するとオットーがアニーの肩を叩き、かわりに話始める。



「兄貴も俺もハンター生活なげぇが、ろくすっぽ故郷に帰っちゃいねぇ。親父が腰を悪くしたって話もあってな、これを機に少し親父とお袋の顔を見てこようって寸法よ」


「俺もオットーも、言われのねぇ追放処置なんざ気にしちゃいねぇ。嬢ちゃんの言う通り去るみてぇになるのは気に食わねぇが、いい機会だ」


「なんだよ、俺たちてっきり」


「だがよ、不在にするのは少し心配だ。若ぇハンターたちが何も知らねえまま仕事で酷い目に合うってのは、あんまりだ。だからお前ら、俺たちの代わりに、この街を、このギルドを頼めねぇか」



アニーが近くにいた青年ハンターの肩に手を置き、周囲のハンターたちをぐるりと見まわす。



「アニーお前、そこまで考えて……うっ」


「馬鹿野郎、なに泣いてやがる。お前らもだ」


「だってよぇ」


「アニー」


「オットーの兄貴ィ」


「だって俺たちよぉ……」


「泣き虫どもめ、そんなんで俺らのかわりが務まるのかってんだ」


「アニーだってぇ」



アニーが、オットーが、食堂に集まったハンターらや宿の女将、厨房の料理人、居合わせた旅商人、そしてそれを何事かと宿の外から覗いていた街の人たち、皆が目から雫を零していた。

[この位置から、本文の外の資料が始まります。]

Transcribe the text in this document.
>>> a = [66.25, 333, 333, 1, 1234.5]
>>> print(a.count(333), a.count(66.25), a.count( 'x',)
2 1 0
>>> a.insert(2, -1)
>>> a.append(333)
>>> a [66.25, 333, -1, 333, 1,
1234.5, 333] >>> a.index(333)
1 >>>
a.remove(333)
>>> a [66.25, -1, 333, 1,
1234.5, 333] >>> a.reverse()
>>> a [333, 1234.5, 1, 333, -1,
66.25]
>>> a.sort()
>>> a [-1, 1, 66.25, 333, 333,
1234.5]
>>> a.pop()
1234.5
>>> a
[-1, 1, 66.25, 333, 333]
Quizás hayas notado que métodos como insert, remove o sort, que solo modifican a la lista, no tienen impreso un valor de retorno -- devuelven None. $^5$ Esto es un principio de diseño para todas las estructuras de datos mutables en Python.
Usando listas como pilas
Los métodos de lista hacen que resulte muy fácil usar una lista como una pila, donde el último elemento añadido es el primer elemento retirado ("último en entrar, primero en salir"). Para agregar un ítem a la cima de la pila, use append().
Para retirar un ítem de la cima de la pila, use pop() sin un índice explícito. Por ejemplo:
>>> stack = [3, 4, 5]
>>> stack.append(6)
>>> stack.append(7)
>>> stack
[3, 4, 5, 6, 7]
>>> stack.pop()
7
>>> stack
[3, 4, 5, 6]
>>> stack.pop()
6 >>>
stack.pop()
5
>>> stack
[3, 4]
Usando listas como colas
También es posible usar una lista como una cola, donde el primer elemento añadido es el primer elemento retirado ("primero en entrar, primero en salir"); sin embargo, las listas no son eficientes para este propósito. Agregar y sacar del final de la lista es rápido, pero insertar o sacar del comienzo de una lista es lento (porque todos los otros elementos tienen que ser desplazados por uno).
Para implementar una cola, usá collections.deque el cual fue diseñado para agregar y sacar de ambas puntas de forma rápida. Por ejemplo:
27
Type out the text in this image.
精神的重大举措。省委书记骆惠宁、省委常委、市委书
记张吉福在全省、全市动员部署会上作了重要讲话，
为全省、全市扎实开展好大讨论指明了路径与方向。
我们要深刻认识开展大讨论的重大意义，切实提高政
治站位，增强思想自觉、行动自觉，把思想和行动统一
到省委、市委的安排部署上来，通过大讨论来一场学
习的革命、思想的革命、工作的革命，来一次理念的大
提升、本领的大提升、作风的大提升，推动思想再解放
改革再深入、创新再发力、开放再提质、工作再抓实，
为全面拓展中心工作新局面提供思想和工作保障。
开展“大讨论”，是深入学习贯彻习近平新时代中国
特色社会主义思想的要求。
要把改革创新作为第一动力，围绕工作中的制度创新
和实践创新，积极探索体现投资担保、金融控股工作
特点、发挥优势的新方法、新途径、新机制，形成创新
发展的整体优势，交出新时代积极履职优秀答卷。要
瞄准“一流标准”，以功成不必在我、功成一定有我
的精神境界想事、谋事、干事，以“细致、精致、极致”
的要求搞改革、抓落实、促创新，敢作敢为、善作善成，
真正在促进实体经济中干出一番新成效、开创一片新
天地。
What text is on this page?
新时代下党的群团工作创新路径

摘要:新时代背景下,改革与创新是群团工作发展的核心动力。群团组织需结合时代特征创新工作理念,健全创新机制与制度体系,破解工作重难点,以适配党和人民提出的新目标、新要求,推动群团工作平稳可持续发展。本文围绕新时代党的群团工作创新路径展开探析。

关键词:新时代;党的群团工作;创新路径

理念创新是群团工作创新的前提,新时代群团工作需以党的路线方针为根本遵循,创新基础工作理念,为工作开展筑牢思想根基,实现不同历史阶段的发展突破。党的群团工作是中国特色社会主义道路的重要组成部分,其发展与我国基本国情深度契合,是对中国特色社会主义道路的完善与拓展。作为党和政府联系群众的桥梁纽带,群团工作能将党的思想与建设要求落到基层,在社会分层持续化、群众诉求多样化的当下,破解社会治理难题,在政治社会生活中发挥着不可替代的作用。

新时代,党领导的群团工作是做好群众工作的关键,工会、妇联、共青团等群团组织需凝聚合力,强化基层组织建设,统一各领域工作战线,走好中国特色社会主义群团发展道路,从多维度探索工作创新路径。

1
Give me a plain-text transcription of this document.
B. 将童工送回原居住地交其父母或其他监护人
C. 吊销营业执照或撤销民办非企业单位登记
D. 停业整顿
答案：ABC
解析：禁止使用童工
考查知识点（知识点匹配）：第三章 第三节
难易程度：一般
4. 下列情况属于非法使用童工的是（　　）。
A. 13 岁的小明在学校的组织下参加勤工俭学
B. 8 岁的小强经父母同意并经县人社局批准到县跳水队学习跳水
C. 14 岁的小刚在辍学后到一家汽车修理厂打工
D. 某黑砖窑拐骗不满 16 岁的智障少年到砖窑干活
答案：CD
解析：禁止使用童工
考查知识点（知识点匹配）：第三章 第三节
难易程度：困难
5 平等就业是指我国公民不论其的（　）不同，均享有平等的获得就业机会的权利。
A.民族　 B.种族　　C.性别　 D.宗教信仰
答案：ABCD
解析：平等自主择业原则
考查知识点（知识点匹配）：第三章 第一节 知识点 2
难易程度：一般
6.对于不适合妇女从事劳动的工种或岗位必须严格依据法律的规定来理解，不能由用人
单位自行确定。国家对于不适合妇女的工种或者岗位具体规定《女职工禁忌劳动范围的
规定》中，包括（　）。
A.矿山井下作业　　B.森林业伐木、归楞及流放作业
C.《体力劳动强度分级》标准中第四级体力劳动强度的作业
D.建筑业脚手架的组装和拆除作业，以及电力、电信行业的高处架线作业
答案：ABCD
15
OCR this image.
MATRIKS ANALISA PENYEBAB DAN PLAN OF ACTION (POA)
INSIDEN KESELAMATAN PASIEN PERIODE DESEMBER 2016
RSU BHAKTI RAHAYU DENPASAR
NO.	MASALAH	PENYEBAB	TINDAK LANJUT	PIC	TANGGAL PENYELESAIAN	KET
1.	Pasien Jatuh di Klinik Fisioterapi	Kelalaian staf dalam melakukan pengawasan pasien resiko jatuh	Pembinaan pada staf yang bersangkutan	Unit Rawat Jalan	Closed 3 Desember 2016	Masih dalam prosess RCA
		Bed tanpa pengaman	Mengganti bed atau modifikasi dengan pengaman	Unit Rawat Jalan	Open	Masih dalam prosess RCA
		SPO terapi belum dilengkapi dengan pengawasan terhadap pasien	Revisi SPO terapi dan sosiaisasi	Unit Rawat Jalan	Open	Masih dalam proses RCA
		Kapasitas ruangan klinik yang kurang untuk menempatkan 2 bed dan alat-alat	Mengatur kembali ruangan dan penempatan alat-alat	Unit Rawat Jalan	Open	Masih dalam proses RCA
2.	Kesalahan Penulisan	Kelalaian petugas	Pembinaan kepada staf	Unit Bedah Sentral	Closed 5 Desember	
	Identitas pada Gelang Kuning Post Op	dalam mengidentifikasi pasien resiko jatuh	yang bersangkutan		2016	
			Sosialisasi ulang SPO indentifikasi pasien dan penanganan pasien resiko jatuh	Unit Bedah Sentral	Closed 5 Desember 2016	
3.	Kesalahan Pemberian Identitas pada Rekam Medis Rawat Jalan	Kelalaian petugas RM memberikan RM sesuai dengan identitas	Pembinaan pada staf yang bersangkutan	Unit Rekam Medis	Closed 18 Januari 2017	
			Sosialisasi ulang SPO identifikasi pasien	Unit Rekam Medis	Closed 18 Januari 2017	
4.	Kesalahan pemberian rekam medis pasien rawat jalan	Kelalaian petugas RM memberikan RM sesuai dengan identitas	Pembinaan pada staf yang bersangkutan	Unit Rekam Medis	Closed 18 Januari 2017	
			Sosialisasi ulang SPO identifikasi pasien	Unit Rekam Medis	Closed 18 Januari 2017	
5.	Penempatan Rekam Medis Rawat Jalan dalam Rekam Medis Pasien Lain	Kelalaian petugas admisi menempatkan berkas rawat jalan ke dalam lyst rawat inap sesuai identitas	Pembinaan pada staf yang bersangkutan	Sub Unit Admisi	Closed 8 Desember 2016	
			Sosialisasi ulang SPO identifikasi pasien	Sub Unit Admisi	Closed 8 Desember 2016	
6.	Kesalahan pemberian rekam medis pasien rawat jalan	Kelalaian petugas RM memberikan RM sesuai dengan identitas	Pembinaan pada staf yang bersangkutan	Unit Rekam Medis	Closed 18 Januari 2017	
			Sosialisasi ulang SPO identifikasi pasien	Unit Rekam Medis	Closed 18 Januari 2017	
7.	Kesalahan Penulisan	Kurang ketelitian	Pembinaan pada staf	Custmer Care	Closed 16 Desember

「アニー、オットー、安心しろ。俺たちがしっかりギルドを守ってやるよ」


「安心して、ご両親に会ってきてね」


「ちゃんと帰ってくるんだぞ!」


「お前ら、ありがとよ。頼んだぞ」



その少し後、多くのハンターや彼らと親しい人々に見送られ、二人は街を発った。


その集団の中には並のハンターだけではなく、最高位ハンターやベテランハンター、中には街の有力商人や領騎士団の者、剣聖とまで呼ばれた剣士や姫と呼ばれる女性、勇者の称号を持つ青年、聖女など、見送る者、見物者などでちょっとした騒ぎになっていた。


そして集団から外れた向こうで、少女にしか見えない金髪の女 ―― 副ギルド長見習いがその小生意気な顔を、不敵に、してやったりと歪めていた。